Plastics waste is accumulation is a worsening problem due to global reliance on low cost and high durability plastics. Over 7 billion tons of plastics waste have accumulated since 1950. Roughly nine percent of plastics are recycled globally, with economic incentive being a key inhibitor to increasing recycling throughput. Current plastics waste management techniques (incineration, mechanical recycling, and chemical recycling) lack economic viability due to the need for expensive catalysts, high operating conditions, pretreatment, and mechanical sorting. Biodegradation presents a sustainable and economic upcycling solution by eliminating the mentioned cost barriers. The microbiota of insect larvae, namely the yellow mealworm (T. molitor), have recently been identified as a platform for plastics biodegradation by demonstrating improved plastics consumption rate over reported microorganisms, which insinuates microbial community synergies.
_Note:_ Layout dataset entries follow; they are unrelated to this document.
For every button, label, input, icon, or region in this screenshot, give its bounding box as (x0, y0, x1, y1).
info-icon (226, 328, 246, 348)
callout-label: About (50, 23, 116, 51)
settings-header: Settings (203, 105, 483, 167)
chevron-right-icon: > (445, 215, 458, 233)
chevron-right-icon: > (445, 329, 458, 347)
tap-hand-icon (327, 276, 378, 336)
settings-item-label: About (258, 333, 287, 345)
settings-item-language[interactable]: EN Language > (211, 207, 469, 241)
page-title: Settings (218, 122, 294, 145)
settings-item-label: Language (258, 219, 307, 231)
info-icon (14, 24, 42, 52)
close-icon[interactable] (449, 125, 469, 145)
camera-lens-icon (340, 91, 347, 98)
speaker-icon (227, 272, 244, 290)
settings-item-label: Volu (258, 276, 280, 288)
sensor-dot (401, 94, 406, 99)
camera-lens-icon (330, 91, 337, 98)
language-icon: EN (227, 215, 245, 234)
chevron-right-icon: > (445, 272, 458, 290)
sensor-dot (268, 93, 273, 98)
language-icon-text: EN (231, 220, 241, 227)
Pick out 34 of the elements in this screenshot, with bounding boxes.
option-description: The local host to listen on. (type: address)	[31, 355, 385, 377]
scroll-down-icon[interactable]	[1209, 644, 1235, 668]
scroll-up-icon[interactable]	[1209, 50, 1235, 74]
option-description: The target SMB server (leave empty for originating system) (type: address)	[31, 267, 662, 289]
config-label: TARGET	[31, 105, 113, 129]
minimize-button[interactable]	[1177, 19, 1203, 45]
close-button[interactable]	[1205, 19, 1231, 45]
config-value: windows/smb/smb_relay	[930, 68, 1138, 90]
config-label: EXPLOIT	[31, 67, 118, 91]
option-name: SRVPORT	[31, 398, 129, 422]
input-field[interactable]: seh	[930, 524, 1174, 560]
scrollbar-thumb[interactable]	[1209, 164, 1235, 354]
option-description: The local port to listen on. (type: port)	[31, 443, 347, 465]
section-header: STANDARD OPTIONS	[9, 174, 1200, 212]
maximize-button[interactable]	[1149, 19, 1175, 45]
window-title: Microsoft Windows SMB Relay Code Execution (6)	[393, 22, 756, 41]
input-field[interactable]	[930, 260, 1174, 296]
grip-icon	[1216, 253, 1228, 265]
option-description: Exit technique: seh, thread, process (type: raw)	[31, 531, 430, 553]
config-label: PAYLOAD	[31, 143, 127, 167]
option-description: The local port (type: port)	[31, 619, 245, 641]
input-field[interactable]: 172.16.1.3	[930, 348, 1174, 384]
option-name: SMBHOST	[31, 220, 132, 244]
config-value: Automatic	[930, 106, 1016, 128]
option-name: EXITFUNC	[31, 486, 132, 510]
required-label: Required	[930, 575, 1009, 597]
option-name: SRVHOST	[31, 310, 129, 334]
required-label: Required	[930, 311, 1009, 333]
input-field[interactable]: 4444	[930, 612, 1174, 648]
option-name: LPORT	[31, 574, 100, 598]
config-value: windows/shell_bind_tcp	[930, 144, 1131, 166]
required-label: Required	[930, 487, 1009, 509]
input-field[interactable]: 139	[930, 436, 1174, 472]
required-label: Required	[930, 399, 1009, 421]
Only a small fraction of the total number of microorganisms from the guts of plastic-fed mealworms have been isolated and shown to degrade plastics. There exists a knowledge gap and an opportunity to discover plastics-degrading organisms and associated enzymes from the yellow mealworm gut microbiome. In this work, we aim to address this knowledge gap by isolating plastic-degrading organisms from yellow mealworms, by using bioinformatic analyses to determine microbial species and genes prevalent in plastic-fed mealworms, and by doing early work in extracting plastic-degrading enzymes.

Isolates were extracted from dissected mealworm guts and screened for growth with polyethylene as the sole carbon source in order to discover microbes capable of degrading plastics. A subset of unique isolates was discovered, and plastics degradation is indicated by growth on plastic-containing media and scanning electron microscopy (SEM). Metagenomic data provided by the Joint Genome Institute (JGI) from the gut microbiota of worms fed Polystyrene (PS), Low-Density and High-Density Polyethylene (LDPE, HDPE), and Polypropylene (PP) were analyzed to determine microbial taxa and associated genes prevalent to the degradation of each plastic.

Early-stage enzyme studies of supernatant and lysis solutions from microbial isolate cultures were performed on fluorescent LDPE particles to demonstrate in vitro activity. Shotgun proteomics coupled with mass spectrometry and fast protein liquid chromatography (FLPC) were used to identify proteins important for plastics degradation. The results from these studies indicate the presence of plastics degrading enzymes from the plastics-degrading isolates.

The findings detailed in this work will allow for further studies elucidating the degradation pathways of plastics-degrading organisms. Discovering these pathways will allow for the isolation and purification of key enzymes in plastics degradation processes and provide the potential to engineer these pathways for enhanced plastics degradation and upcycling. In parallel, synthetic microbial consortia or synthetic enzyme cascades can be developed in order to mirror the plastics degradation present in the gut of T. molitor outside of the worm. The work in these studies and subsequent future studies can have the potential to be scaled for large-scale plastics upcycling in a bioreactor with conditions emulating and improving upon those present in the gut of the yellow mealworm.